In 1982, three years after I came out, Wisconsin legislator David Clarenbach managed to get the first gay rights bill in the country passed in the Wisconsin Assembly. It also passed in the Senate and was signed into law by Republican governor, Lee Sherman Dreyfus. It protected gay people from discrimination in housing, employment, and public accommodations. While it didn’t end discrimination–it could be very hard to prove one’s sexuality was the reason for being denied any of these things–it did lay the groundwork for a way to file suit on these issues and it set a tone for the country, that the days of LGBT citizens as second class citizens were numbered. Not that the fight is over–we’re still counting the days until we are fully accepted–but we have come a long way.

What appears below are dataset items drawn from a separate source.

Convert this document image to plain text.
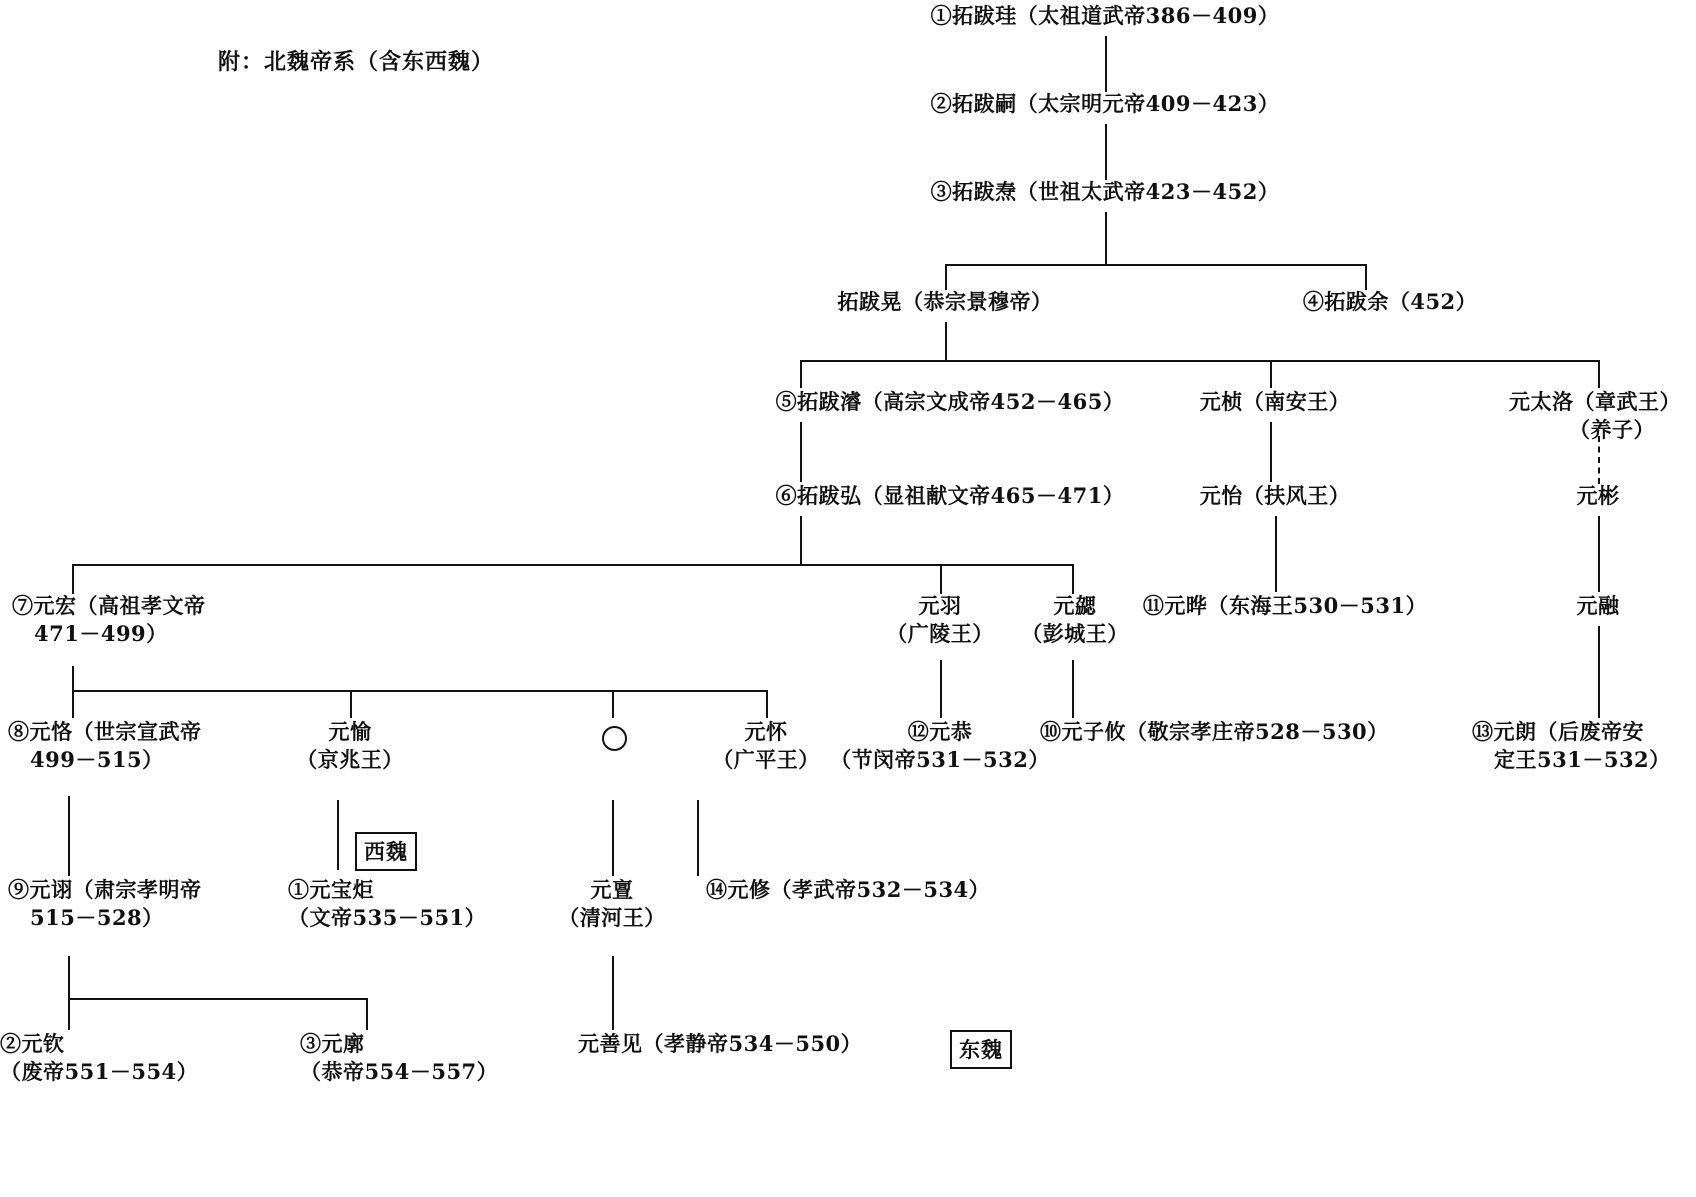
附：北魏帝系（含东西魏）
①拓跋珪（太祖道武帝386－409）
②拓跋嗣（太宗明元帝409－423）
③拓跋焘（世祖太武帝423－452）
拓跋晃（恭宗景穆帝）	④拓跋余（452）
⑤拓跋濬（高宗文成帝452－465）	元桢（南安王）	元太洛（章武王）
（养子）
⑥拓跋弘（显祖献文帝465－471）	元怡（扶风王）	元彬
⑦元宏（高祖孝文帝
471－499）
元羽
（广陵王）
元勰
（彭城王）
⑪元晔（东海王530－531）	元融
⑧元恪（世宗宣武帝
499－515）
元愉
（京兆王）
元怀
（广平王）
⑫元恭
（节闵帝531－532）
⑩元子攸（敬宗孝庄帝528－530）	⑬元朗（后废帝安
定王531－532）
西魏
⑨元诩（肃宗孝明帝
515－528）
①元宝炬
（文帝535－551）
元亶
（清河王）
⑭元修（孝武帝532－534）
②元钦
（废帝551－554）
③元廓
（恭帝554－557）
元善见（孝静帝534－550）	东魏
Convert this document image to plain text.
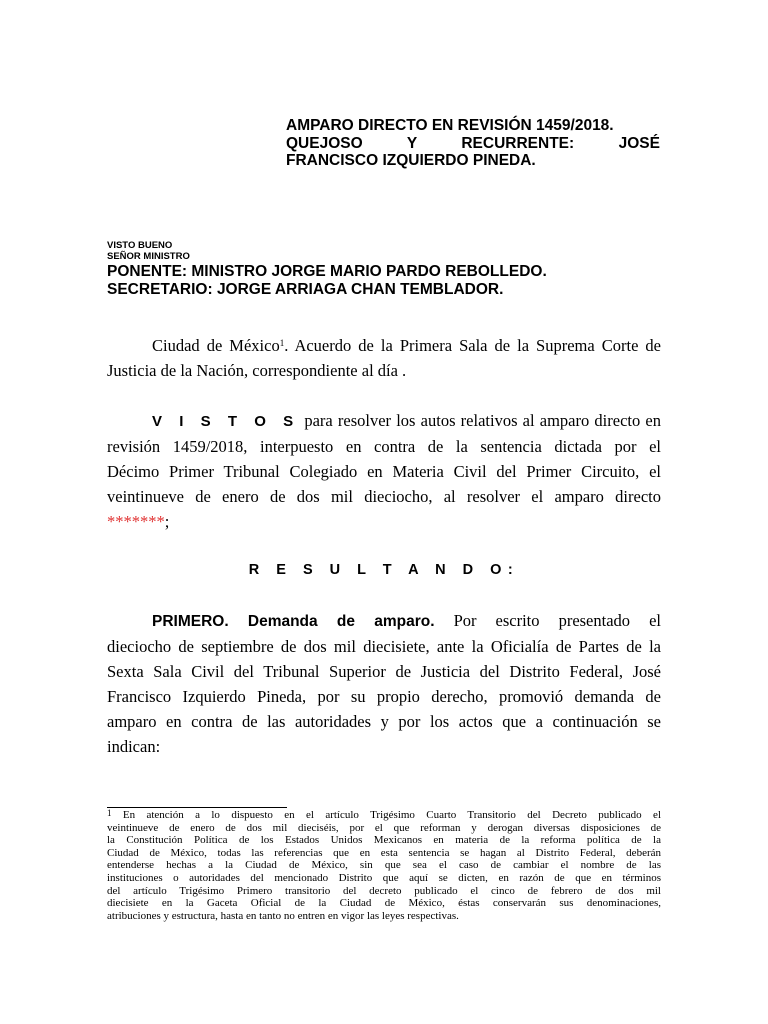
AMPARO DIRECTO EN REVISIÓN 1459/2018.
QUEJOSO Y RECURRENTE: JOSÉ
FRANCISCO IZQUIERDO PINEDA.
VISTO BUENO
SEÑOR MINISTRO
PONENTE: MINISTRO JORGE MARIO PARDO REBOLLEDO.
SECRETARIO: JORGE ARRIAGA CHAN TEMBLADOR.
Ciudad de México$^1$. Acuerdo de la Primera Sala de la Suprema Corte de
Justicia de la Nación, correspondiente al día .
V I S T O S para resolver los autos relativos al amparo directo en
revisión 1459/2018, interpuesto en contra de la sentencia dictada por el
Décimo Primer Tribunal Colegiado en Materia Civil del Primer Circuito, el
veintinueve de enero de dos mil dieciocho, al resolver el amparo directo
*******;
R E S U L T A N D O:
PRIMERO. Demanda de amparo. Por escrito presentado el
dieciocho de septiembre de dos mil diecisiete, ante la Oficialía de Partes de la
Sexta Sala Civil del Tribunal Superior de Justicia del Distrito Federal, José
Francisco Izquierdo Pineda, por su propio derecho, promovió demanda de
amparo en contra de las autoridades y por los actos que a continuación se
indican:
$^1$ En atención a lo dispuesto en el artículo Trigésimo Cuarto Transitorio del Decreto publicado el
veintinueve de enero de dos mil dieciséis, por el que reforman y derogan diversas disposiciones de
la Constitución Política de los Estados Unidos Mexicanos en materia de la reforma política de la
Ciudad de México, todas las referencias que en esta sentencia se hagan al Distrito Federal, deberán
entenderse hechas a la Ciudad de México, sin que sea el caso de cambiar el nombre de las
instituciones o autoridades del mencionado Distrito que aquí se dicten, en razón de que en términos
del artículo Trigésimo Primero transitorio del decreto publicado el cinco de febrero de dos mil
diecisiete en la Gaceta Oficial de la Ciudad de México, éstas conservarán sus denominaciones,
atribuciones y estructura, hasta en tanto no entren en vigor las leyes respectivas.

That same year, I wrote an essay about my coming out story that was published in Out!, Wisconsin’s first gay newspaper. It was also my first publication outside of high school or college publications and it meant that I was not just out to family and friends, but out publicly. I never looked back.
Within the next year, three friends and I (Matthew Alexander, Mark Prestegard, and Larry Acherman) co-founded the 10% Society on the University of Wisconsin campus in Madison. It is now known as The Pride Society. While some departments had their own small groups, it was the first campus-wide gay group in the history of the UW and only the third in the state university system. Surprisingly, UW-Stevens Point had the first one and UW-Platteville the second. Mark had also been a founder of the group at Platteville. To this day, I have continued the fight for our rights as LGBT citizens in many ways. I worked for a few years at Madison’s LGBT community center, OutReach. I co-founded Proud Theater, an LGBT and allied youth theater group that is now twenty years old. I’ve written articles, plays, and books to try to help us gain wider acceptance. Once I came out of that closet, I was determined to never go back in and I was determined to do my best to make sure nobody else had to live in there again.
I also found that love that back in 1979 I thought was so impossible. My partner, Brian, and I have been together since 1991, 28 years in just a few days. While we are not married yet, we now have that right.
Forty years of being out and proud is a long time (forty years of anything is a long time), but I am glad that I was able to figure out who I was and not be ashamed of it or stay hidden in the closet like so many of my generation and the generations before me. I am proud of the ways I have worked to help the movement along in some small way. And I am glad that I can be my authentic self without fear.